Rationale 4: The patient who is in atrial fibrillation may be instructed to monitor blood pressure, but this is not the priority discharge teaching.
A patient has a normal QRS complex on an electrocardiogram which is followed by the P wave. Heart rate is 80 bpm and regular and the patient has no complaints. What nursing action is indicated?
- Document presence of atrial escape rhythm.
- Review the patient’s medication history.
- STAT page the patient’s health care provider.
- Notify the nurse manager that it may become necessary to call the rapid response team.
Correct Answer: 2
Rationale 1: When the normal QRS is followed by a P wave the rhythm is junctional.
Rationale 2: Junctional rhythm may be caused by several medications. The nurse should review the medication list for possible causative drugs.
Rationale 3: The health care provider should be altered to the presence of junctional rhythm, but there is no cause for a STAT page.
Rationale 4: This assessment indicates presence of junctional rhythm. The patient is asymptomatic with an adequate ventricular rate, so it is not likely that the nurse will need to call the rapid response team.
A patient’s cardiac rhythm strip reveals rate of 78, PR interval of 0.08 seconds, a normally configured QRS, and an upright T wave. Which medication does the nurse recognize as most often associated with development of this rhythm?
- Potassium supplement
- Warfarin
- Digoxin
- Tocainide
Correct Answer: 3
Rationale 1: High potassium levels may be implicated in slow junctional escape rhythms, but this rate is normal.

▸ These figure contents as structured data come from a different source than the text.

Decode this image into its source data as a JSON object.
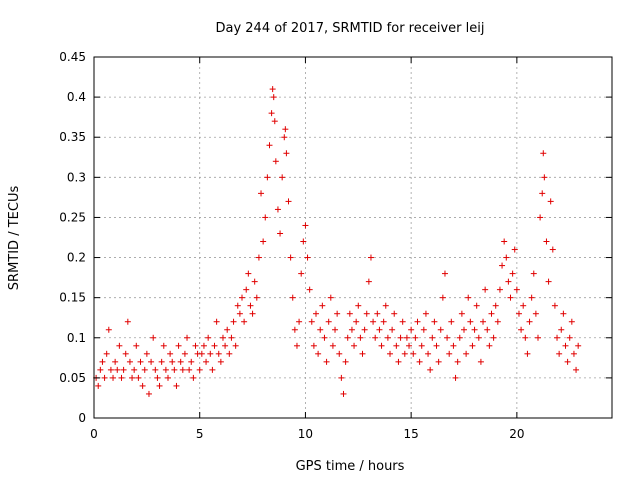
{
  "chart_data": {
    "type": "scatter",
    "title": "Day 244 of 2017, SRMTID for receiver leij",
    "xlabel": "GPS time / hours",
    "ylabel": "SRMTID / TECUs",
    "xlim": [
      0,
      24.5
    ],
    "ylim": [
      0,
      0.45
    ],
    "xticks": [
      0,
      5,
      10,
      15,
      20
    ],
    "yticks": [
      0,
      0.05,
      0.1,
      0.15,
      0.2,
      0.25,
      0.3,
      0.35,
      0.4,
      0.45
    ],
    "ytick_labels": [
      "0",
      "0.05",
      "0.1",
      "0.15",
      "0.2",
      "0.25",
      "0.3",
      "0.35",
      "0.4",
      "0.45"
    ],
    "xtick_labels": [
      "0",
      "5",
      "10",
      "15",
      "20"
    ],
    "grid": true,
    "marker": "plus",
    "color": "#e00000",
    "series": [
      {
        "name": "SRMTID",
        "points": [
          [
            0.1,
            0.05
          ],
          [
            0.2,
            0.04
          ],
          [
            0.3,
            0.06
          ],
          [
            0.4,
            0.07
          ],
          [
            0.5,
            0.05
          ],
          [
            0.6,
            0.08
          ],
          [
            0.7,
            0.11
          ],
          [
            0.8,
            0.06
          ],
          [
            0.9,
            0.05
          ],
          [
            1.0,
            0.07
          ],
          [
            1.1,
            0.06
          ],
          [
            1.2,
            0.09
          ],
          [
            1.3,
            0.05
          ],
          [
            1.4,
            0.06
          ],
          [
            1.5,
            0.08
          ],
          [
            1.6,
            0.12
          ],
          [
            1.7,
            0.07
          ],
          [
            1.8,
            0.05
          ],
          [
            1.9,
            0.06
          ],
          [
            2.0,
            0.09
          ],
          [
            2.1,
            0.05
          ],
          [
            2.2,
            0.07
          ],
          [
            2.3,
            0.04
          ],
          [
            2.4,
            0.06
          ],
          [
            2.5,
            0.08
          ],
          [
            2.6,
            0.03
          ],
          [
            2.7,
            0.07
          ],
          [
            2.8,
            0.1
          ],
          [
            2.9,
            0.06
          ],
          [
            3.0,
            0.05
          ],
          [
            3.1,
            0.04
          ],
          [
            3.2,
            0.07
          ],
          [
            3.3,
            0.09
          ],
          [
            3.4,
            0.06
          ],
          [
            3.5,
            0.05
          ],
          [
            3.6,
            0.08
          ],
          [
            3.7,
            0.07
          ],
          [
            3.8,
            0.06
          ],
          [
            3.9,
            0.04
          ],
          [
            4.0,
            0.09
          ],
          [
            4.1,
            0.07
          ],
          [
            4.2,
            0.06
          ],
          [
            4.3,
            0.08
          ],
          [
            4.4,
            0.1
          ],
          [
            4.5,
            0.06
          ],
          [
            4.6,
            0.07
          ],
          [
            4.7,
            0.05
          ],
          [
            4.8,
            0.09
          ],
          [
            4.9,
            0.08
          ],
          [
            5.0,
            0.06
          ],
          [
            5.1,
            0.08
          ],
          [
            5.2,
            0.09
          ],
          [
            5.3,
            0.07
          ],
          [
            5.4,
            0.1
          ],
          [
            5.5,
            0.08
          ],
          [
            5.6,
            0.06
          ],
          [
            5.7,
            0.09
          ],
          [
            5.8,
            0.12
          ],
          [
            5.9,
            0.08
          ],
          [
            6.0,
            0.07
          ],
          [
            6.1,
            0.1
          ],
          [
            6.2,
            0.09
          ],
          [
            6.3,
            0.11
          ],
          [
            6.4,
            0.08
          ],
          [
            6.5,
            0.1
          ],
          [
            6.6,
            0.12
          ],
          [
            6.7,
            0.09
          ],
          [
            6.8,
            0.14
          ],
          [
            6.9,
            0.13
          ],
          [
            7.0,
            0.15
          ],
          [
            7.1,
            0.12
          ],
          [
            7.2,
            0.16
          ],
          [
            7.3,
            0.18
          ],
          [
            7.4,
            0.14
          ],
          [
            7.5,
            0.13
          ],
          [
            7.6,
            0.17
          ],
          [
            7.7,
            0.15
          ],
          [
            7.8,
            0.2
          ],
          [
            7.9,
            0.28
          ],
          [
            8.0,
            0.22
          ],
          [
            8.1,
            0.25
          ],
          [
            8.2,
            0.3
          ],
          [
            8.3,
            0.34
          ],
          [
            8.4,
            0.38
          ],
          [
            8.45,
            0.41
          ],
          [
            8.5,
            0.4
          ],
          [
            8.55,
            0.37
          ],
          [
            8.6,
            0.32
          ],
          [
            8.7,
            0.26
          ],
          [
            8.8,
            0.23
          ],
          [
            8.9,
            0.3
          ],
          [
            9.0,
            0.35
          ],
          [
            9.05,
            0.36
          ],
          [
            9.1,
            0.33
          ],
          [
            9.2,
            0.27
          ],
          [
            9.3,
            0.2
          ],
          [
            9.4,
            0.15
          ],
          [
            9.5,
            0.11
          ],
          [
            9.6,
            0.09
          ],
          [
            9.7,
            0.12
          ],
          [
            9.8,
            0.18
          ],
          [
            9.9,
            0.22
          ],
          [
            10.0,
            0.24
          ],
          [
            10.1,
            0.2
          ],
          [
            10.2,
            0.16
          ],
          [
            10.3,
            0.12
          ],
          [
            10.4,
            0.09
          ],
          [
            10.5,
            0.13
          ],
          [
            10.6,
            0.08
          ],
          [
            10.7,
            0.11
          ],
          [
            10.8,
            0.14
          ],
          [
            10.9,
            0.1
          ],
          [
            11.0,
            0.07
          ],
          [
            11.1,
            0.12
          ],
          [
            11.2,
            0.15
          ],
          [
            11.3,
            0.09
          ],
          [
            11.4,
            0.11
          ],
          [
            11.5,
            0.13
          ],
          [
            11.6,
            0.08
          ],
          [
            11.7,
            0.05
          ],
          [
            11.8,
            0.03
          ],
          [
            11.9,
            0.07
          ],
          [
            12.0,
            0.1
          ],
          [
            12.1,
            0.13
          ],
          [
            12.2,
            0.11
          ],
          [
            12.3,
            0.09
          ],
          [
            12.4,
            0.12
          ],
          [
            12.5,
            0.14
          ],
          [
            12.6,
            0.1
          ],
          [
            12.7,
            0.08
          ],
          [
            12.8,
            0.11
          ],
          [
            12.9,
            0.13
          ],
          [
            13.0,
            0.17
          ],
          [
            13.1,
            0.2
          ],
          [
            13.2,
            0.12
          ],
          [
            13.3,
            0.1
          ],
          [
            13.4,
            0.13
          ],
          [
            13.5,
            0.11
          ],
          [
            13.6,
            0.09
          ],
          [
            13.7,
            0.12
          ],
          [
            13.8,
            0.14
          ],
          [
            13.9,
            0.1
          ],
          [
            14.0,
            0.08
          ],
          [
            14.1,
            0.11
          ],
          [
            14.2,
            0.13
          ],
          [
            14.3,
            0.09
          ],
          [
            14.4,
            0.07
          ],
          [
            14.5,
            0.1
          ],
          [
            14.6,
            0.12
          ],
          [
            14.7,
            0.08
          ],
          [
            14.8,
            0.1
          ],
          [
            14.9,
            0.09
          ],
          [
            15.0,
            0.11
          ],
          [
            15.1,
            0.08
          ],
          [
            15.2,
            0.1
          ],
          [
            15.3,
            0.12
          ],
          [
            15.4,
            0.07
          ],
          [
            15.5,
            0.09
          ],
          [
            15.6,
            0.11
          ],
          [
            15.7,
            0.13
          ],
          [
            15.8,
            0.08
          ],
          [
            15.9,
            0.06
          ],
          [
            16.0,
            0.1
          ],
          [
            16.1,
            0.12
          ],
          [
            16.2,
            0.09
          ],
          [
            16.3,
            0.07
          ],
          [
            16.4,
            0.11
          ],
          [
            16.5,
            0.15
          ],
          [
            16.6,
            0.18
          ],
          [
            16.7,
            0.1
          ],
          [
            16.8,
            0.08
          ],
          [
            16.9,
            0.12
          ],
          [
            17.0,
            0.09
          ],
          [
            17.1,
            0.05
          ],
          [
            17.2,
            0.07
          ],
          [
            17.3,
            0.1
          ],
          [
            17.4,
            0.13
          ],
          [
            17.5,
            0.11
          ],
          [
            17.6,
            0.08
          ],
          [
            17.7,
            0.15
          ],
          [
            17.8,
            0.12
          ],
          [
            17.9,
            0.09
          ],
          [
            18.0,
            0.11
          ],
          [
            18.1,
            0.14
          ],
          [
            18.2,
            0.1
          ],
          [
            18.3,
            0.07
          ],
          [
            18.4,
            0.12
          ],
          [
            18.5,
            0.16
          ],
          [
            18.6,
            0.11
          ],
          [
            18.7,
            0.09
          ],
          [
            18.8,
            0.13
          ],
          [
            18.9,
            0.1
          ],
          [
            19.0,
            0.14
          ],
          [
            19.1,
            0.12
          ],
          [
            19.2,
            0.16
          ],
          [
            19.3,
            0.19
          ],
          [
            19.4,
            0.22
          ],
          [
            19.5,
            0.2
          ],
          [
            19.6,
            0.17
          ],
          [
            19.7,
            0.15
          ],
          [
            19.8,
            0.18
          ],
          [
            19.9,
            0.21
          ],
          [
            20.0,
            0.16
          ],
          [
            20.1,
            0.13
          ],
          [
            20.2,
            0.11
          ],
          [
            20.3,
            0.14
          ],
          [
            20.4,
            0.1
          ],
          [
            20.5,
            0.08
          ],
          [
            20.6,
            0.12
          ],
          [
            20.7,
            0.15
          ],
          [
            20.8,
            0.18
          ],
          [
            20.9,
            0.13
          ],
          [
            21.0,
            0.1
          ],
          [
            21.1,
            0.25
          ],
          [
            21.2,
            0.28
          ],
          [
            21.25,
            0.33
          ],
          [
            21.3,
            0.3
          ],
          [
            21.4,
            0.22
          ],
          [
            21.5,
            0.17
          ],
          [
            21.6,
            0.27
          ],
          [
            21.7,
            0.21
          ],
          [
            21.8,
            0.14
          ],
          [
            21.9,
            0.1
          ],
          [
            22.0,
            0.08
          ],
          [
            22.1,
            0.11
          ],
          [
            22.2,
            0.13
          ],
          [
            22.3,
            0.09
          ],
          [
            22.4,
            0.07
          ],
          [
            22.5,
            0.1
          ],
          [
            22.6,
            0.12
          ],
          [
            22.7,
            0.08
          ],
          [
            22.8,
            0.06
          ],
          [
            22.9,
            0.09
          ]
        ]
      }
    ]
  }
}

Rationale 2: Warfarin does not cause junctional rhythm.
Rationale 3: Digitalis decreases the automaticity of the AV node and slows conduction between the SA and AV node so therefore, digitalis toxicity can precipitate junctional rhythms. The dysrhythmia is treated by withholding the medication.
Rationale 4: Tocanide is a class 1B drug that has few ECG effects.
A patient is having multifocal premature ventricular contractions (PVCs). What nursing interventions are indicated? Select all that apply.
- Administer oxygen.
- Withhold the next digoxin dose.
- Administer atropine.
- Monitor the patient closely for other dysrhythmias.
- Consult with the health care provider.
Correct Answer: 1,4,5
Rationale 1: Hypoxemia can cause PVCs. The nurse should implement emergency orders for oxygen therapy.
Rationale 2: Multifocal PVCs are not associated with use of digoxin.
Rationale 3: Atropine is used to increase heart rate. It is not indicated for use in patients with ventricular irritability.
Rationale 4: Multifocal PVCs may herald additional dysrhythmias such as ventricular tachycardia or ventricular fibrillation.
Rationale 5: Presence of multifocal PVCs indicates increased ventricular irritability. The nurse should contact the health care provider and discuss treatment options, such as adding medications.
The nurse notes this rhythm on the patient’s cardiac monitor. What is the nurse’s priority intervention?
- Check the patient’s pulse.
- Administer oxygen.
- Call a code blue.
- Prepare to cardiovert the patient.
Correct Answer: 1
Rationale 1: The nurse should first check the patient’s pulse before taking other actions. This tracing could represent ventricular fibrillation or a loose or damaged monitor lead. The nurse must assess the patient and not depend solely on the cardiac monitor.
Rationale 2: Oxygen administration may be indicated, but this is not the nurse’s highest priority.
Rationale 3: The nurse may need to call a code blue but this is not a certainty. Another intervention takes priority.
Rationale 4: The nurse should not assume that this patient requires cardioversion.